Gaby’s throat feels constricted when she swallows, as if there’s a hand wrapped around it. But she presses on.

“Relation to the deceased?”

“I already filled out a form with that information,” the girl says. “I’ve been waiting here for hours. Are you the pathologist? They said the pathologist needed to talk to me but couldn’t say why. When can I see him?”

The girl stares at Gaby as if she wants something from her, but that only makes it harder to come up with the right words. Then she leans in closer, and Gaby’s drum-heart slows. Maybe she has recognized their likeness. Gaby looks up and meets her gaze.

“You have his eyes,” Gaby says.

The girl shakes her head and blinks, her brow knitting into a tighter and tighter knot. Suddenly, she walks forward and wraps her arms around Gaby. As the girl’s warm tears soak through her lab coat, Gaby fixates on the ceiling fan rattling round and round as if it will fly off at any moment and decapitate them.

Her clipboard clangs as it drops to the floor.

“I’m sorry, doctor.” The girl sniffles, letting go of Gaby. “I had prayed that it wasn’t him. That maybe you had the wrong person.”

The girl picks up the clipboard and hands it to Gaby. It is difficult to look straight into those eyes, so she glances down at the form and the next unanswered question.

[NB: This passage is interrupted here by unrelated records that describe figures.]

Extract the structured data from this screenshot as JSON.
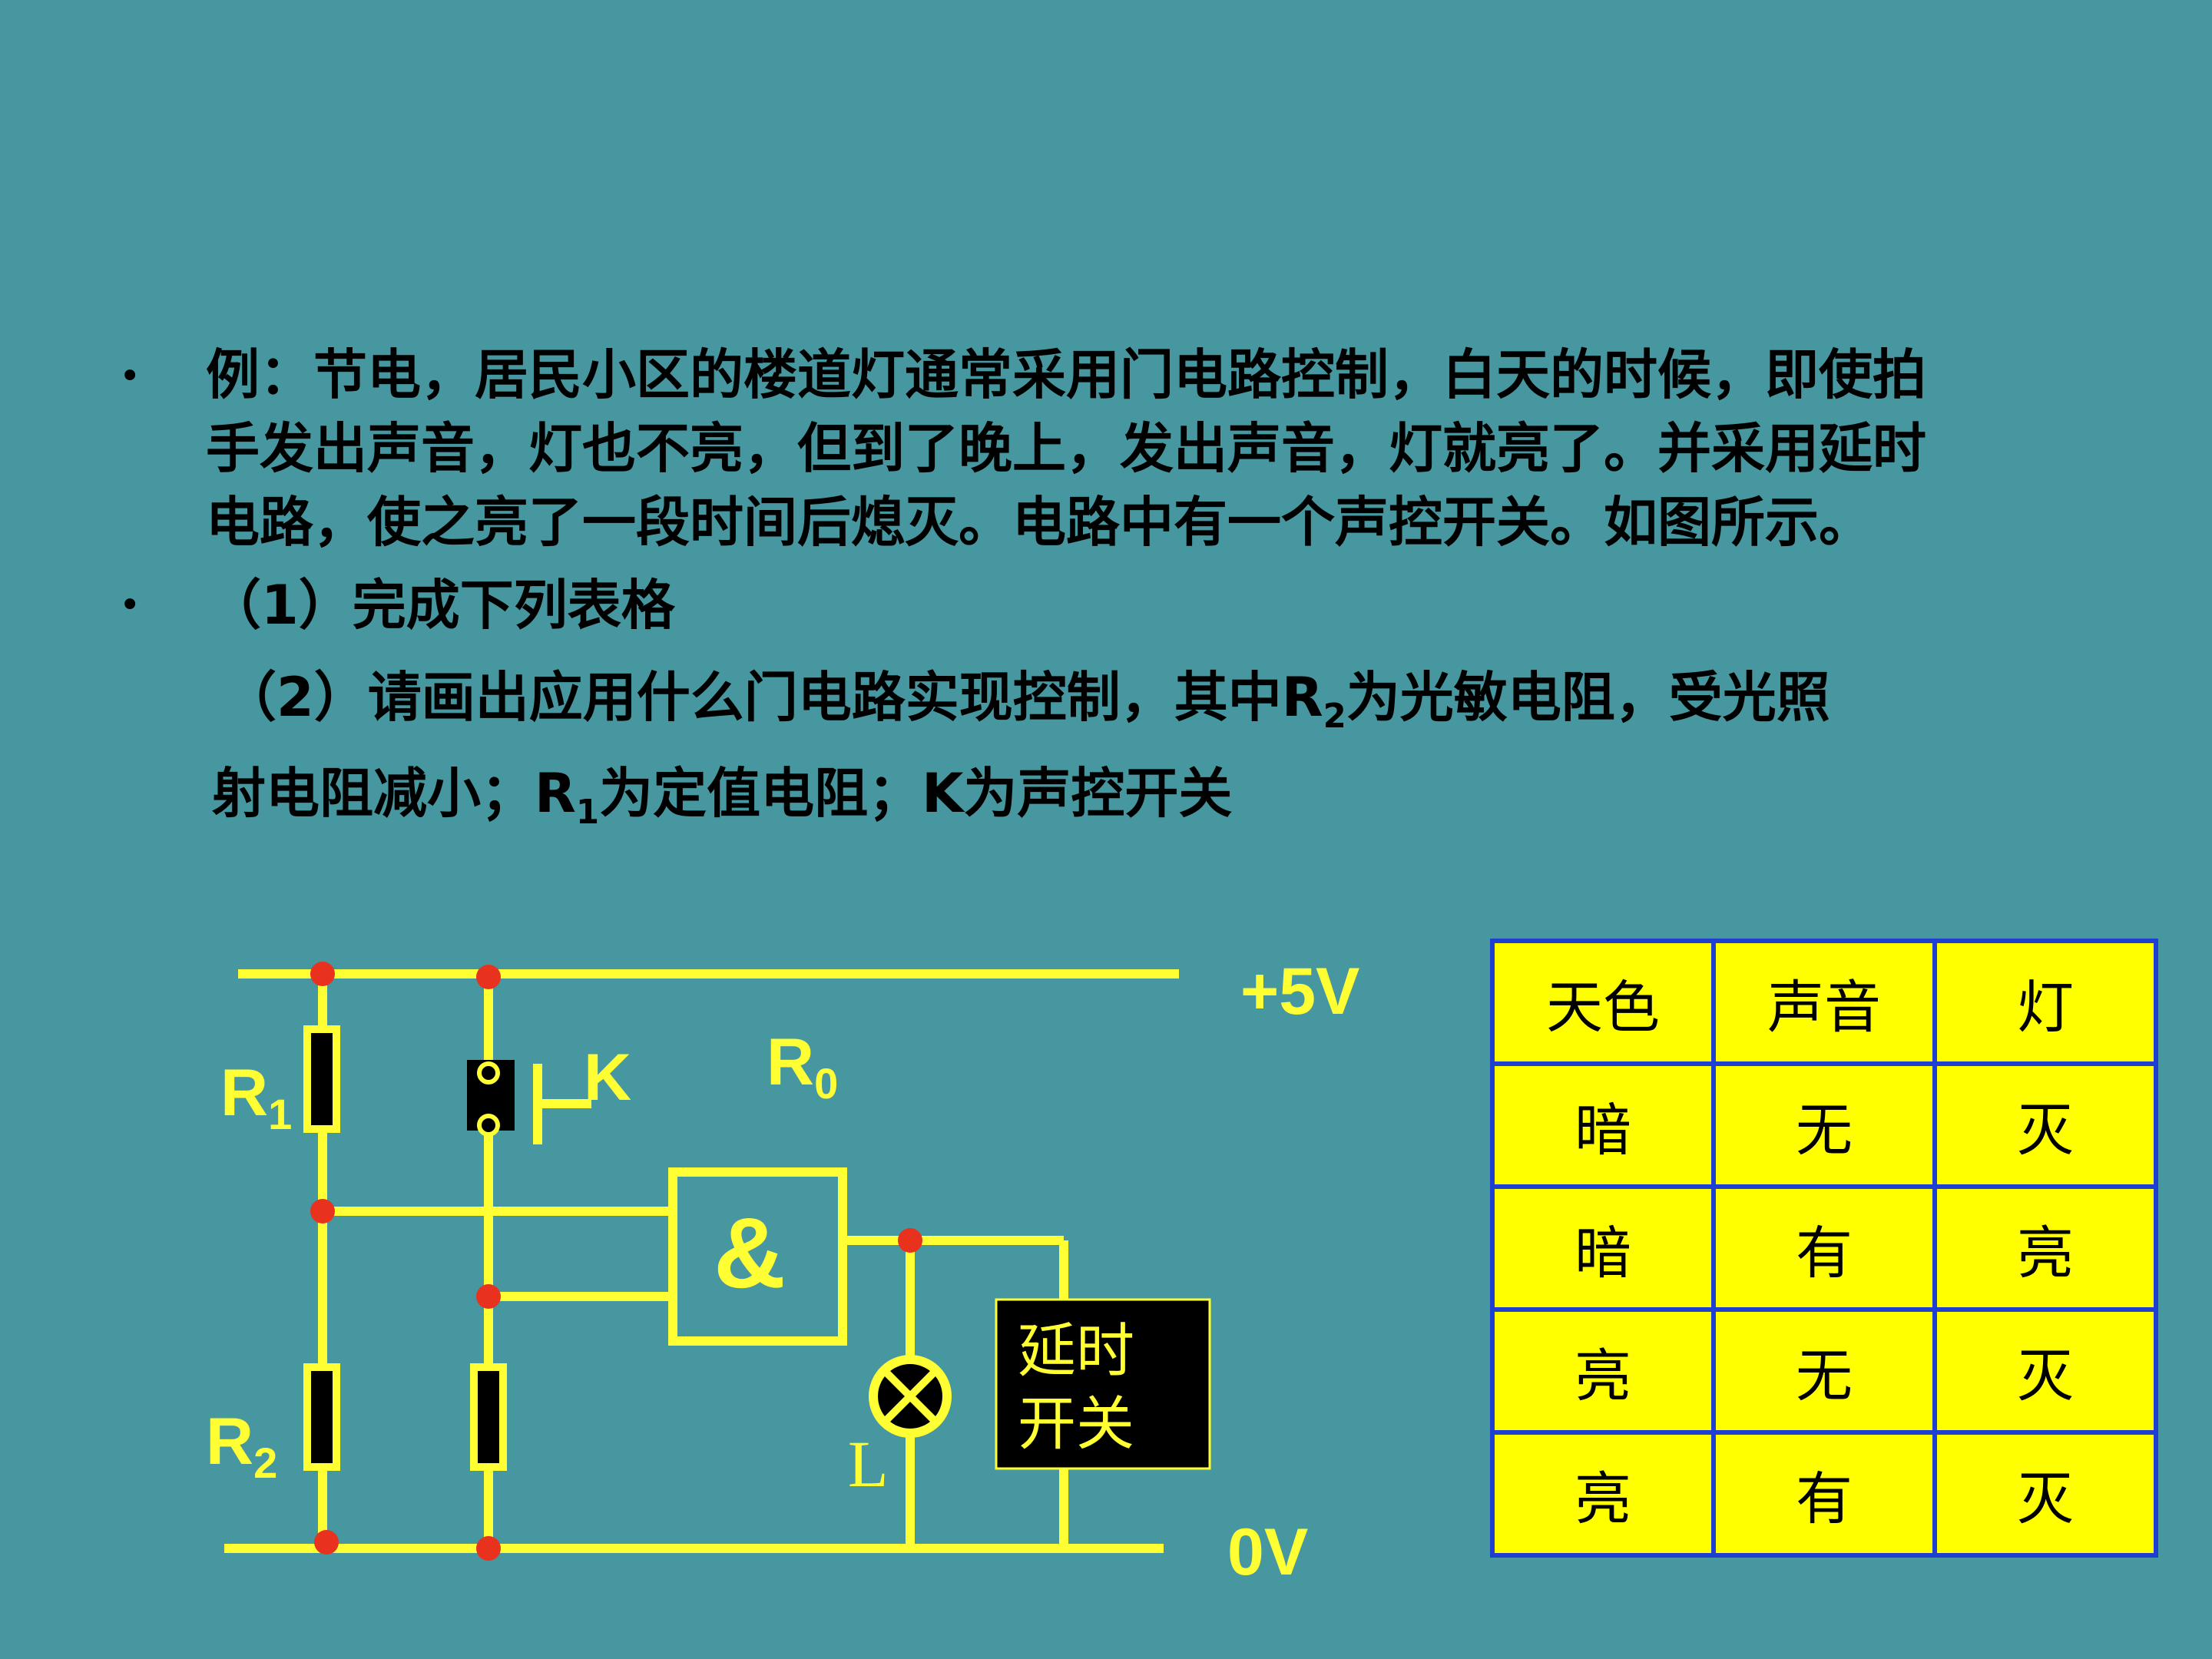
{
  "problem": {
    "bullet": "•",
    "intro_lines": [
      "例：节电，居民小区的楼道灯通常采用门电路控制，白天的时候，即使拍",
      "手发出声音，灯也不亮，但到了晚上，发出声音，灯就亮了。并采用延时",
      "电路，使之亮了一段时间后熄灭。电路中有一个声控开关。如图所示。"
    ],
    "q1": "（1）完成下列表格",
    "q2_prefix": "（2）请画出应用什么门电路实现控制，其中R",
    "q2_sub1": "2",
    "q2_mid": "为光敏电阻，受光照",
    "q2_line2_a": "射电阻减小；R",
    "q2_sub2": "1",
    "q2_line2_b": "为定值电阻；K为声控开关"
  },
  "circuit": {
    "supply_high": "+5V",
    "supply_low": "0V",
    "r1": "R",
    "r1_sub": "1",
    "r2": "R",
    "r2_sub": "2",
    "r0": "R",
    "r0_sub": "0",
    "switch": "K",
    "gate_symbol": "&",
    "lamp": "L",
    "delay_line1": "延时",
    "delay_line2": "开关",
    "wire_color": "#ffff33",
    "node_color": "#e8321e"
  },
  "table": {
    "headers": [
      "天色",
      "声音",
      "灯"
    ],
    "rows": [
      [
        "暗",
        "无",
        "灭"
      ],
      [
        "暗",
        "有",
        "亮"
      ],
      [
        "亮",
        "无",
        "灭"
      ],
      [
        "亮",
        "有",
        "灭"
      ]
    ],
    "cell_color": "#ffff00",
    "border_color": "#1f3fd0"
  }
}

“What’s your date of birth?”

She knows the question will jerk the girl from her sadness. But she doesn’t care.

“February 4, 1992,” the girl says, frowning. “But I told you, I already filled that form out.”

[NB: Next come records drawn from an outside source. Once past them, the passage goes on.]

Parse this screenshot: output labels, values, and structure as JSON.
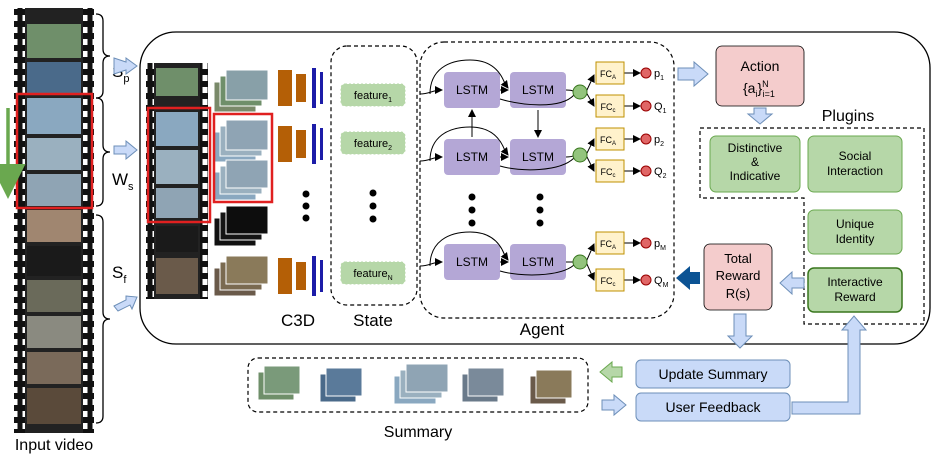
{
  "input_video_label": "Input video",
  "segments": {
    "sp": {
      "main": "S",
      "sub": "p"
    },
    "ws": {
      "main": "W",
      "sub": "s"
    },
    "sf": {
      "main": "S",
      "sub": "f"
    }
  },
  "c3d_label": "C3D",
  "state": {
    "label": "State",
    "features": [
      {
        "main": "feature",
        "sub": "1"
      },
      {
        "main": "feature",
        "sub": "2"
      },
      {
        "main": "feature",
        "sub": "N"
      }
    ]
  },
  "agent": {
    "label": "Agent",
    "lstm_label": "LSTM",
    "fc_a": {
      "main": "FC",
      "sub": "A"
    },
    "fc_c": {
      "main": "FC",
      "sub": "c"
    },
    "outputs": [
      {
        "p": {
          "main": "p",
          "sub": "1"
        },
        "q": {
          "main": "Q",
          "sub": "1"
        }
      },
      {
        "p": {
          "main": "p",
          "sub": "2"
        },
        "q": {
          "main": "Q",
          "sub": "2"
        }
      },
      {
        "p": {
          "main": "p",
          "sub": "M"
        },
        "q": {
          "main": "Q",
          "sub": "M"
        }
      }
    ]
  },
  "action": {
    "line1": "Action",
    "math_main": "{a",
    "math_sub": "i",
    "math_close": "}",
    "math_sup": "N",
    "math_sub2": "i=1"
  },
  "plugins": {
    "title": "Plugins",
    "distinctive": [
      "Distinctive",
      "&",
      "Indicative"
    ],
    "social": [
      "Social",
      "Interaction"
    ],
    "unique": [
      "Unique",
      "Identity"
    ],
    "interactive": [
      "Interactive",
      "Reward"
    ]
  },
  "reward": [
    "Total",
    "Reward",
    "R(s)"
  ],
  "update_summary": "Update Summary",
  "user_feedback": "User Feedback",
  "summary_label": "Summary",
  "colors": {
    "lstm": "#b4a7d6",
    "green_box": "#b6d7a8",
    "green_border": "#6aa84f",
    "action_fill": "#f4cccc",
    "fc_fill": "#fff2cc",
    "blue_btn": "#c9daf8",
    "c3d_orange": "#b45f06",
    "c3d_blue": "#1c1ca8",
    "red_dot": "#e06666",
    "green_dot": "#93c47d",
    "highlight_red": "#e02020",
    "arrow_green": "#6aa84f",
    "arrow_dark_blue": "#0b5394"
  }
}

Gaby does the math in her head but can’t come up with an answer. It doesn’t seem possible that this girl’s 1992 could really be the same as Gaby’s 1992, the year her dad took her to the Teenage Mutant Ninja Turtles live concert and they stopped on the way home to eat street hot dogs. It’s as if that man, that child, that country, existed in a different time-space continuum from her current self.

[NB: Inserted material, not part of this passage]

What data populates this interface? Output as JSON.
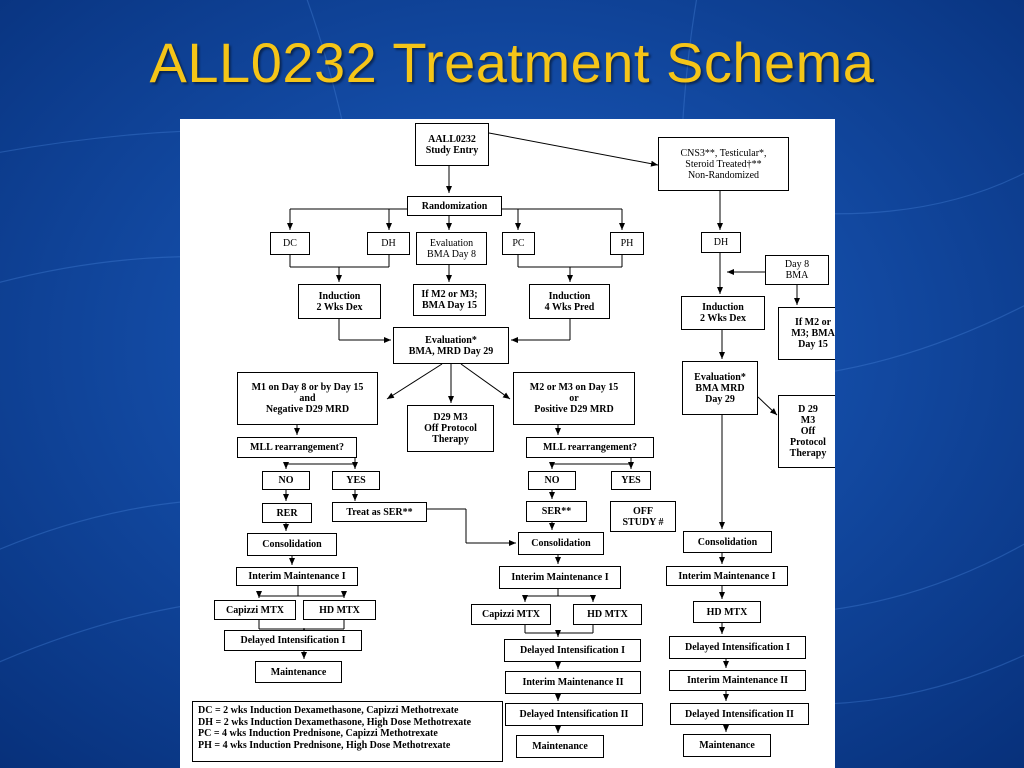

Her throat constricts further. This girl doesn’t feel like her sister any more than the corpse she slit open felt like her dad. Instinctively, she knows that she will have to incorporate this new reality into her being at some point, that all she must focus on right now is breathing. Gaby turns and marches out of the waiting room, past the old lady with the rosary pointlessly whispering the Lord’s Prayer, past everyone who’s there for the dead.

Outside in the parking lot she inhales deeply. The equatorial sun warms her skin, the palm fronds rustle in the breeze. And she smells the same goddamn stench, as vultures flap over the building in circles. She’s all alone in a hell in paradise. An orphan in a fatherland.

Gaby sits in her car, waiting for her hands to stop trembling so she can leave the morgue and find fresh air, when her phone buzzes in her pocket: a message from Alejo. Before she’s even done reading it, she taps the green call button next to his picture.

An interminably long ring as she imagines the fiber-optic cables connecting Caracas to Houston lighting up in sparkles under the sea. And then the sound of life.